A naive simulation that actually rotates the array would cost O(n * k) in the worst case, since each rotation is O(n) and you might need up to k rounds. For large k, that could be extremely slow. The single-pass approach avoids this entirely.
The building blocks
1. Running champion pattern
The core technique here is maintaining a "running champion" as you scan through an array. You keep track of the best element seen so far and compare each new element against it. This same pattern shows up when finding the maximum element, the longest streak, or any "king of the hill" scenario.
champion = arr[0]
for i in range(1, len(arr)):
if arr[i] > champion:
champion = arr[i]
The difference in this problem is that you also track how many consecutive elements the champion has beaten, adding a counter on top of the basic pattern.

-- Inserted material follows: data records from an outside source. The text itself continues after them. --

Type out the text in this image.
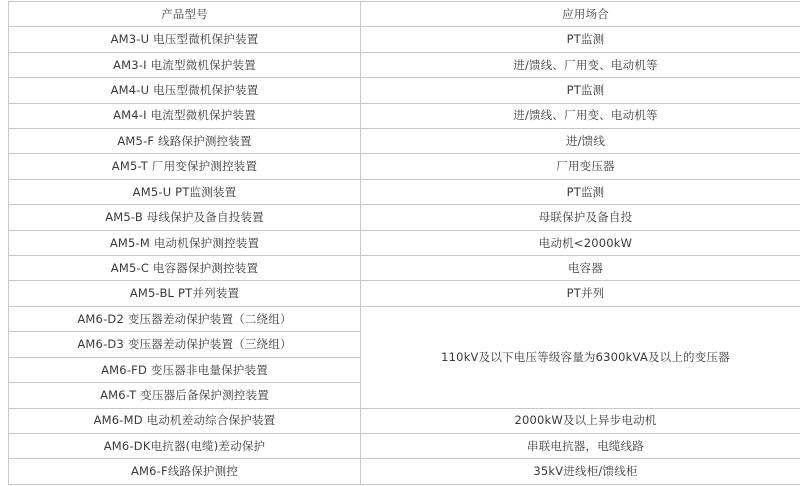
产品型号	应用场合
AM3-U 电压型微机保护装置	PT监测
AM3-I 电流型微机保护装置	进/馈线、厂用变、电动机等
AM4-U 电压型微机保护装置	PT监测
AM4-I 电流型微机保护装置	进/馈线、厂用变、电动机等
AM5-F 线路保护测控装置	进/馈线
AM5-T 厂用变保护测控装置	厂用变压器
AM5-U PT监测装置	PT监测
AM5-B 母线保护及备自投装置	母联保护及备自投
AM5-M 电动机保护测控装置	电动机<2000kW
AM5-C 电容器保护测控装置	电容器
AM5-BL PT并列装置	PT并列
AM6-D2 变压器差动保护装置（二绕组）	110kV及以下电压等级容量为6300kVA及以上的变压器
AM6-D3 变压器差动保护装置（三绕组）	
AM6-FD 变压器非电量保护装置	
AM6-T 变压器后备保护测控装置	
AM6-MD 电动机差动综合保护装置	2000kW及以上异步电动机
AM6-DK电抗器(电缆)差动保护	串联电抗器，电缆线路
AM6-F线路保护测控	35kV进线柜/馈线柜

2. Early exit optimization
The early return when wins == k is a form of short-circuit evaluation. You do not need to process the entire array if you already have your answer. This optimization is especially powerful when k is small relative to n.
The final return current after the loop handles the opposite case: when k is very large. If no element achieves k wins during the pass, the survivor is the global maximum, and it wins everything from that point on.
Edge cases
k = 1. The first comparison determines the winner. It is simply max(arr[0], arr[1]).
k >= n - 1. The answer is always max(arr). Once the maximum element reaches position 0, it beats every remaining element, accumulating n - 1 consecutive wins. Any k value at or above n - 1 will be satisfied by the maximum.
Array of length 2. Only one comparison ever happens. The larger of the two elements wins immediately, regardless of k.
Maximum element is at index 0. It wins every round from the start. The answer is arr[0] as long as k is at most n - 1 (which it always is, since the maximum beats everyone).
From understanding to recall
This problem is a good example of why pattern recognition matters more than memorization. The solution is short, but arriving at it requires seeing past the surface-level simulation. You need to realize that the "game" is really just a linear scan in disguise.
The two building blocks here, running champion and early exit, are simple on their own. But combining them under interview pressure, especially when the problem is dressed up as a game simulation, requires having drilled these patterns until they are automatic. That is what spaced repetition gives you: the ability to see through the costume and recognize the underlying structure.
Related posts
- Majority Element - Another problem about tracking a "winner" through an array
- Gas Station - Single-pass simulation with early exit optimization
- Jump Game - Greedy single-pass array problem
The real lesson from this problem is that many simulation problems do not actually require simulation. When you see a problem that says "repeat this process until X happens," ask yourself: can I predict the outcome without running every step? Often the answer is yes, and the solution collapses from a complex loop into a clean single pass.